A manager’s success is often measured by the “bottom line.” Meeting financial targets is extremely important, but how the targets are met is equally important. The making of a motivated manager is determined by how he or she inspires the team to meet deadlines and achieve goals with purpose and passion. A motivated manager is one that is able to keep his or her team happy and productive.
There are many different ways to motivate your team in order to drive sustained success and continually improve your bottom line. A motivated manager that displays certain traits and engages employee’s in certain ways will improve your organization’s bottom line and help to ensure that your top talent stays with you. The motivated manager will lay the foundation for a strong and sustainable work culture that will grow and flourish.
Faith and Trust
A good manager is one that has faith in the abilities of people, faith that they will get the job done and done right. A good manager continues to give people more in the way of responsibilities. Doing so shows them they are trusted, and trust is a great motivator. Additionally, a manager that shows faith and trust in their employee’s will allow them to work without micromanaging them.
The Sales Coaching Institute wrote a great article to teach managers how to be a sales coach, not a micro manager. The article concludes that by giving employee’s space, you can expect to see an improvement in confidence and an improvement in your bottom line.
Reward a Job Well Done
An employee is more likely to maintain their performance if they are rewarded for a job well done. Positive reinforcement is a psychological principle that is proven to boost the confidence and performance of employees. Your positive gesture does not have to be over the top. Lunch or tickets to an event are great rewards for those who meet their goals.
Small rewards have another more subtle impact in the workplace. They can inspire healthy competition amongst employees if they are designed and implemented with competition in mind. Competition in itself can foster motivation and improved work performance amongst employees.
Additionally, rewarding a job well done lets your employees know that you care and that you recognize the hard work that they are contributing to the organization, this is a huge plus. When employee’s feel like they have contributed to the organization and are recognized for their contribution, their confidence flourishes. Giving employee’s credit for doing a good job bolsters a sense of accomplishment, motivating them to keep up the good work.
Invest in Your People
A great way to motivate employees is to invest in them. Apart from improving their skills, mentoring programs, coaching and job shadowing are ideal ways to impress upon your team that you care about their future. As employees better themselves, they have little reason to move on.
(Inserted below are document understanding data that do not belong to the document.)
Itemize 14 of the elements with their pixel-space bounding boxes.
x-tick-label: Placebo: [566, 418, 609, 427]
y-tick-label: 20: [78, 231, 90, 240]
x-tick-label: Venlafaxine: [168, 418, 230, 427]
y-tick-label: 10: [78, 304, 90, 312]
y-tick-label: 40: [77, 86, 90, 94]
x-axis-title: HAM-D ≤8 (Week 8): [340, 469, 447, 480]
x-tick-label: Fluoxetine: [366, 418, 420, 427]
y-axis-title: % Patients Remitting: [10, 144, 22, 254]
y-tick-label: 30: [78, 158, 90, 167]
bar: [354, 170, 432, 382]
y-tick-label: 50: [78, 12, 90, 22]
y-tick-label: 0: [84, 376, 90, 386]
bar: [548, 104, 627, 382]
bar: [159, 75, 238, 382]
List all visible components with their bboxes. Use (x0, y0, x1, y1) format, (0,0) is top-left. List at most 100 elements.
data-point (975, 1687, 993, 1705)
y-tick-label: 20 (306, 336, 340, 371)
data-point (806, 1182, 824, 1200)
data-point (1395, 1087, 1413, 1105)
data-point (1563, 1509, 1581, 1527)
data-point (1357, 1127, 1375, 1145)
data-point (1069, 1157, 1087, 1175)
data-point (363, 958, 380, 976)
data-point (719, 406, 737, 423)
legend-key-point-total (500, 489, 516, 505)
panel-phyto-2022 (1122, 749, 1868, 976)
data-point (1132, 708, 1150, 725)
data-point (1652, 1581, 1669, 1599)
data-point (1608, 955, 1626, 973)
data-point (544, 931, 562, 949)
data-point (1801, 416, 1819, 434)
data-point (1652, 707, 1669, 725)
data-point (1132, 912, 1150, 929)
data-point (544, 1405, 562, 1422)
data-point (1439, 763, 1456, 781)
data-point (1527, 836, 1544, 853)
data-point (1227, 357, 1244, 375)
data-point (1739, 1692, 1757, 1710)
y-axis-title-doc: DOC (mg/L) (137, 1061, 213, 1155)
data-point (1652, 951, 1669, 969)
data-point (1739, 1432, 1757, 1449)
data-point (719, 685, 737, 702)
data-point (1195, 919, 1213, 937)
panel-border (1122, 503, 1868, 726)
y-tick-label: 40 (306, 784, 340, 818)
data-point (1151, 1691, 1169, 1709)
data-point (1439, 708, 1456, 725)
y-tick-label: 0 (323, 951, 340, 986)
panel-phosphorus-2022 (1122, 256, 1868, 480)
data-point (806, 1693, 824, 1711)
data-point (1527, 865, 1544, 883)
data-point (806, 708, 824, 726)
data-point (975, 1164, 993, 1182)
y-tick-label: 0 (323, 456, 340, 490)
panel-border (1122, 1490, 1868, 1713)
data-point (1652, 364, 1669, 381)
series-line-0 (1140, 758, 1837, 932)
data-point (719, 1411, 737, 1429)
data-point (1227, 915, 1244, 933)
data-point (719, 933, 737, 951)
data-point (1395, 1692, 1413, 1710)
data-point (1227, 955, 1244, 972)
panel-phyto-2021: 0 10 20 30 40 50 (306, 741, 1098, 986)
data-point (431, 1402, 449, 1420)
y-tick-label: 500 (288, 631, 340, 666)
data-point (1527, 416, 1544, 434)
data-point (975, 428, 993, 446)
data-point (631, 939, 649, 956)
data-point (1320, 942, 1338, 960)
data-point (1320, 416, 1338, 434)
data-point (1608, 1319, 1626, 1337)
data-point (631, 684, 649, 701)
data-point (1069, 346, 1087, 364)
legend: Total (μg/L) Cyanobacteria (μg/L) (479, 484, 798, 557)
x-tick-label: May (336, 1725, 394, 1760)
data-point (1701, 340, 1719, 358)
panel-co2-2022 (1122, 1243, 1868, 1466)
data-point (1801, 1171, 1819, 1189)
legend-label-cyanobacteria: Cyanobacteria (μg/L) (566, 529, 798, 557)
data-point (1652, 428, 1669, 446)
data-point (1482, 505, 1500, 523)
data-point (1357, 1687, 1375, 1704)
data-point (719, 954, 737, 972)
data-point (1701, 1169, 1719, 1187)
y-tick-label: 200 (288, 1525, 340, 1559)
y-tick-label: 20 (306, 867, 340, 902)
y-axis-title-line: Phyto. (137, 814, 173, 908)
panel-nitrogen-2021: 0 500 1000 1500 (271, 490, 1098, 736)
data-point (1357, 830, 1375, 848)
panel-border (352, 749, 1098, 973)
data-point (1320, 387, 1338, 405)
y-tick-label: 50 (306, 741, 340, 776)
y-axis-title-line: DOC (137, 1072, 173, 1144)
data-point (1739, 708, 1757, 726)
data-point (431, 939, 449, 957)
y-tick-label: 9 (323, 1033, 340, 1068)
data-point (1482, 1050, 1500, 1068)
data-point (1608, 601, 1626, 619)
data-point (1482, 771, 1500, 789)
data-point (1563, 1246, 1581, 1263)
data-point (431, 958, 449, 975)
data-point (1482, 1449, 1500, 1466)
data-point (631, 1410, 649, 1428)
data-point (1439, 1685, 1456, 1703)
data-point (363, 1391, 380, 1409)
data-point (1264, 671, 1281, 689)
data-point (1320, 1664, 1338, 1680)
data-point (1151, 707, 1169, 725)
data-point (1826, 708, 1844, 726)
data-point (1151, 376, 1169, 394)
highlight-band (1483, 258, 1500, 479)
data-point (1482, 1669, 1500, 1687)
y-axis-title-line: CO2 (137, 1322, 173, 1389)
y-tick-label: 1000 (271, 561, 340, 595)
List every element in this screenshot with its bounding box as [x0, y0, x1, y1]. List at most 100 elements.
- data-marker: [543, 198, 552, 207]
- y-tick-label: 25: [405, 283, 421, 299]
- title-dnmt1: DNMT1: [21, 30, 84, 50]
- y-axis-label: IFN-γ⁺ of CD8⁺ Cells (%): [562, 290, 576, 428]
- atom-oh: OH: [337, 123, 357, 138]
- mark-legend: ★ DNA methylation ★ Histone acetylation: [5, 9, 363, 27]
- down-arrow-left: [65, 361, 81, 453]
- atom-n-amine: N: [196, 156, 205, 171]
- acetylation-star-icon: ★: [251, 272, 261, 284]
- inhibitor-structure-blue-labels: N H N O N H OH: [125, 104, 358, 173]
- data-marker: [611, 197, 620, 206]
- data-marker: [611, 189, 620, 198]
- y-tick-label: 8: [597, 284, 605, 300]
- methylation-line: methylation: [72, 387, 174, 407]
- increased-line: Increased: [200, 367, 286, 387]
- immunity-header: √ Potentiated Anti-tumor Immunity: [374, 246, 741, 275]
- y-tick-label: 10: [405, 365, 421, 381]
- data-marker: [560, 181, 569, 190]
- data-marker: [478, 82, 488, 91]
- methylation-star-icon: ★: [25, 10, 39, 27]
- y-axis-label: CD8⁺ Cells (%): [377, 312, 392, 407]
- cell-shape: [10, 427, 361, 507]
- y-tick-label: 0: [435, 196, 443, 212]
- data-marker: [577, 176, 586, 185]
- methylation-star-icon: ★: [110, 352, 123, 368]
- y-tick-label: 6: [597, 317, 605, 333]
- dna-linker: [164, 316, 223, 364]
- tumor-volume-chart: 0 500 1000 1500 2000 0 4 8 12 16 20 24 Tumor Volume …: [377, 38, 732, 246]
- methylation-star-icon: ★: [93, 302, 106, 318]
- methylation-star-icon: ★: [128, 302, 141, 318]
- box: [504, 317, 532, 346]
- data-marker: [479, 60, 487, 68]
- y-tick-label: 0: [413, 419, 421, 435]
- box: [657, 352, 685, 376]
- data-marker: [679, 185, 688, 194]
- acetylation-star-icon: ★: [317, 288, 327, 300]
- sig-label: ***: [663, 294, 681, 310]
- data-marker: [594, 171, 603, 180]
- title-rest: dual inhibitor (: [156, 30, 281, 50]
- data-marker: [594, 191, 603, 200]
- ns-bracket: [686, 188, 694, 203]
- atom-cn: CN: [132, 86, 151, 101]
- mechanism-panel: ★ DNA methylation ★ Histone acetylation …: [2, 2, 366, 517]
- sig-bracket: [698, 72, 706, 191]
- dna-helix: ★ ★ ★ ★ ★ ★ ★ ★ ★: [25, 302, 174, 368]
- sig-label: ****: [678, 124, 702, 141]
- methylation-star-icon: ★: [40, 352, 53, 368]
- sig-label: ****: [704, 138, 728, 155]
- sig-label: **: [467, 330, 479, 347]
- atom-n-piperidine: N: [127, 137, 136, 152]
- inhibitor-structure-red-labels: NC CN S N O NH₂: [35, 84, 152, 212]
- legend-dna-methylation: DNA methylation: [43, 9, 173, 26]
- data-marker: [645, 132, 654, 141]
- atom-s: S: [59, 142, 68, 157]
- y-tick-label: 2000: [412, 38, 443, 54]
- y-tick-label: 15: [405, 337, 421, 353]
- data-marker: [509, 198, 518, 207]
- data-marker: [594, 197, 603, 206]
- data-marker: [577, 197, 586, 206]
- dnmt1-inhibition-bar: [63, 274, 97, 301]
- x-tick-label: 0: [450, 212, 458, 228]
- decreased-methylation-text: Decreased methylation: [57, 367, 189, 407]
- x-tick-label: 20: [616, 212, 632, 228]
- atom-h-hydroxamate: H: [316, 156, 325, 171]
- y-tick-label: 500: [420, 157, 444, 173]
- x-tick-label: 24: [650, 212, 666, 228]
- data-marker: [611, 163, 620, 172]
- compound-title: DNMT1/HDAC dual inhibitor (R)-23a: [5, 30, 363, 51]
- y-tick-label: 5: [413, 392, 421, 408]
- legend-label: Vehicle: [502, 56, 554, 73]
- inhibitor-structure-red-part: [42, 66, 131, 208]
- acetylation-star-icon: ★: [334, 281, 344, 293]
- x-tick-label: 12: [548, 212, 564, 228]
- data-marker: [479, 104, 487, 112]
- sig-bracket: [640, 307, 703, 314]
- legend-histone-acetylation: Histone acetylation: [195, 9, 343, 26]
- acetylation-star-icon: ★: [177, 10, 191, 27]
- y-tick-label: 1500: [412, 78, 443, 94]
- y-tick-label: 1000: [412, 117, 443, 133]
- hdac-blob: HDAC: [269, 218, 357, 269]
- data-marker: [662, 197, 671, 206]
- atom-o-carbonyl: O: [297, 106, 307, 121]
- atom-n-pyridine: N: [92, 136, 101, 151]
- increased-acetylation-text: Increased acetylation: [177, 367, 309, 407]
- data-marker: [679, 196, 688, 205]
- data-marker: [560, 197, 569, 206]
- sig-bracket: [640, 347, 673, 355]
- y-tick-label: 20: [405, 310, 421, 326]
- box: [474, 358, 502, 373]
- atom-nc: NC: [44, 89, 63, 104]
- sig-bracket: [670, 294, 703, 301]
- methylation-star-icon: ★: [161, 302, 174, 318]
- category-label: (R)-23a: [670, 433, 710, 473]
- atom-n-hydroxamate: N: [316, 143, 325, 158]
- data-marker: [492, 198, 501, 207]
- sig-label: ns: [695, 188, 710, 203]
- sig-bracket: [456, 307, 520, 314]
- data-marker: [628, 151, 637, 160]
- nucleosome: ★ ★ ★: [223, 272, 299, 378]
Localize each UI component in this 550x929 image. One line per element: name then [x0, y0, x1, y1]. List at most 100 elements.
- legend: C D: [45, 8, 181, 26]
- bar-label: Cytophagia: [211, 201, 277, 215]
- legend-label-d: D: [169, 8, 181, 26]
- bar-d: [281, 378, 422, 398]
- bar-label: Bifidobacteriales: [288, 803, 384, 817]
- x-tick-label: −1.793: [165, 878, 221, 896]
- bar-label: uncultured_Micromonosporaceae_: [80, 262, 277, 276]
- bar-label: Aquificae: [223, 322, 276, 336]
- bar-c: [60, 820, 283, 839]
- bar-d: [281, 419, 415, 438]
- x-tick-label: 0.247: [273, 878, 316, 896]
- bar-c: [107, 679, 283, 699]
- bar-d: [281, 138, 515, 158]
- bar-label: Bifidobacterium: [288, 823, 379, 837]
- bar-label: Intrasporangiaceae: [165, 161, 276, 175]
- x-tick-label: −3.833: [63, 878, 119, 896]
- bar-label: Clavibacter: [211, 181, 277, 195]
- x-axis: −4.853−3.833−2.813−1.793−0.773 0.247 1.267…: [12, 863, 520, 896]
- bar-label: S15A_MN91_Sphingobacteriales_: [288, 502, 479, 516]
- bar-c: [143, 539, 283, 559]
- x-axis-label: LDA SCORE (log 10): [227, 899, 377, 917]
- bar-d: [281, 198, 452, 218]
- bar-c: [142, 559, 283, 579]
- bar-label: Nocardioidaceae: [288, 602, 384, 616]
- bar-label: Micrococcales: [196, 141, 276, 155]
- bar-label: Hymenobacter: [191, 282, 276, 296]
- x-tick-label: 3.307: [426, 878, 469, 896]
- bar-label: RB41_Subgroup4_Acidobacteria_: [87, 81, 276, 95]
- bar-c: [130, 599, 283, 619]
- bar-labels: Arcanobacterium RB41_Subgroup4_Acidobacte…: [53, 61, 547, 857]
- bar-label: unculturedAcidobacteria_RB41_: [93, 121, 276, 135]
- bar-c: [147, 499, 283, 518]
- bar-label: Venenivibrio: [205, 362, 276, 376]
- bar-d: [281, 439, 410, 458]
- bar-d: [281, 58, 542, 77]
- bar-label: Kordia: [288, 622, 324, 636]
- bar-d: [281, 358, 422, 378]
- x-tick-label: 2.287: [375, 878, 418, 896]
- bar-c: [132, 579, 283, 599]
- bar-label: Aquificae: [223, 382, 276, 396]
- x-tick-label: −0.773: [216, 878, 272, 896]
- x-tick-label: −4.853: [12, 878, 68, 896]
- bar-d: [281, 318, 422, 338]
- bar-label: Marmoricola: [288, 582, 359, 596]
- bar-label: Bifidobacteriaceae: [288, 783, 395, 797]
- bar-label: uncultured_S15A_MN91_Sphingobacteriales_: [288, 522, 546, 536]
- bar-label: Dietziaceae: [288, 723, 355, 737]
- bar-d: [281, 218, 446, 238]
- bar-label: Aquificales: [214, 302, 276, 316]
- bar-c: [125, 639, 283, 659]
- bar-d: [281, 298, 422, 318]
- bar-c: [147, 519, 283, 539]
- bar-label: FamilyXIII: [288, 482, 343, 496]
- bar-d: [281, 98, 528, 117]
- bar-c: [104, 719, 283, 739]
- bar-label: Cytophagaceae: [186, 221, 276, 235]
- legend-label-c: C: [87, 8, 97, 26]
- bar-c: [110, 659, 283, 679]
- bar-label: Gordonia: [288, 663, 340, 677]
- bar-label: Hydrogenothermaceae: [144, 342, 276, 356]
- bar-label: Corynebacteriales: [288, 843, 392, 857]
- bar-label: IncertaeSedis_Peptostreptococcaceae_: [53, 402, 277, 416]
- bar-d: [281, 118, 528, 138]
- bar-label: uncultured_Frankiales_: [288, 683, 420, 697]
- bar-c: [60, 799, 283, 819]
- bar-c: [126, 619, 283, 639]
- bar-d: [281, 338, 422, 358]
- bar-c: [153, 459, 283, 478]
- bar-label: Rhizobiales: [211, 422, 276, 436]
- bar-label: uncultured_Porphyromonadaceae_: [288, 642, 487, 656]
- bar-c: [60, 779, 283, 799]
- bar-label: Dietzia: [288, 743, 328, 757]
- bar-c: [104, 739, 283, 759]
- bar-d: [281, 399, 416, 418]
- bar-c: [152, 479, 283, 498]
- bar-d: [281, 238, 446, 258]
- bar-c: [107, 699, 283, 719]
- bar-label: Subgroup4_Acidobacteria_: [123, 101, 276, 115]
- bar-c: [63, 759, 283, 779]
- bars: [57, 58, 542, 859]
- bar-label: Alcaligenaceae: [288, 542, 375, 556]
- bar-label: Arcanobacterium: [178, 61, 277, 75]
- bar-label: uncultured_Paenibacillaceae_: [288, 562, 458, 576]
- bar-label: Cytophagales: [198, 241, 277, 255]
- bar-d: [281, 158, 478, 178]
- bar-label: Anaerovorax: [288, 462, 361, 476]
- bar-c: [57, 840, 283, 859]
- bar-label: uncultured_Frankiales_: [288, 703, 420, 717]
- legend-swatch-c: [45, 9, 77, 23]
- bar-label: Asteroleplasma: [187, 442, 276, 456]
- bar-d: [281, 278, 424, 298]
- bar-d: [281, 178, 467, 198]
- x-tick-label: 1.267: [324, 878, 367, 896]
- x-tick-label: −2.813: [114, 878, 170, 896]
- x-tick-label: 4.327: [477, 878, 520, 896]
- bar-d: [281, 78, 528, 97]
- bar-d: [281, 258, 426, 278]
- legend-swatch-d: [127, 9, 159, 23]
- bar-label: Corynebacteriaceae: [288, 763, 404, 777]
A major factor in job retention beyond pay and benefits is a sense of self-growth. If employees feel like they are growing and learning as an individual, they are likely to stay at their job longer. Remember, employees don’t quit jobs, they quit bad managers.
Give People a Purpose
Regardless of what the job is, those doing it want to know that they and their job matters. Giving your employee’s a sense of purpose is crucial to keeping them engaged and motivated. Start by telling your employee’s how what they do within the organization contributes to the organization’s overall success.
Additionally, by continuing to invest in your people by providing a culture of learning that includes training and educational opportunities, your employees will feel they have a greater sense of purpose. One very effective way to build purpose amongst employees and provide training at the same time is to create opportunities for more experienced employees who may be less experienced in a specific area. This can also help to connect your team and build a sense of belonging/purpose while fostering teamwork.
Seek Out Your Employees Opinions
When decisions have to be made, do not isolate your employees. Ask their opinions. Getting input from them creates a sense of belonging, making them feel that their thoughts and input matters because they do! After all, you didn’t hire smart people to tell them what to do. You hired smart people to tell you what to do and to guide your organization in the right direction.
Employee turnover is a major concern for many companies. Focusing on employee engagement helps to ensure employees continue to be inspired and motivated.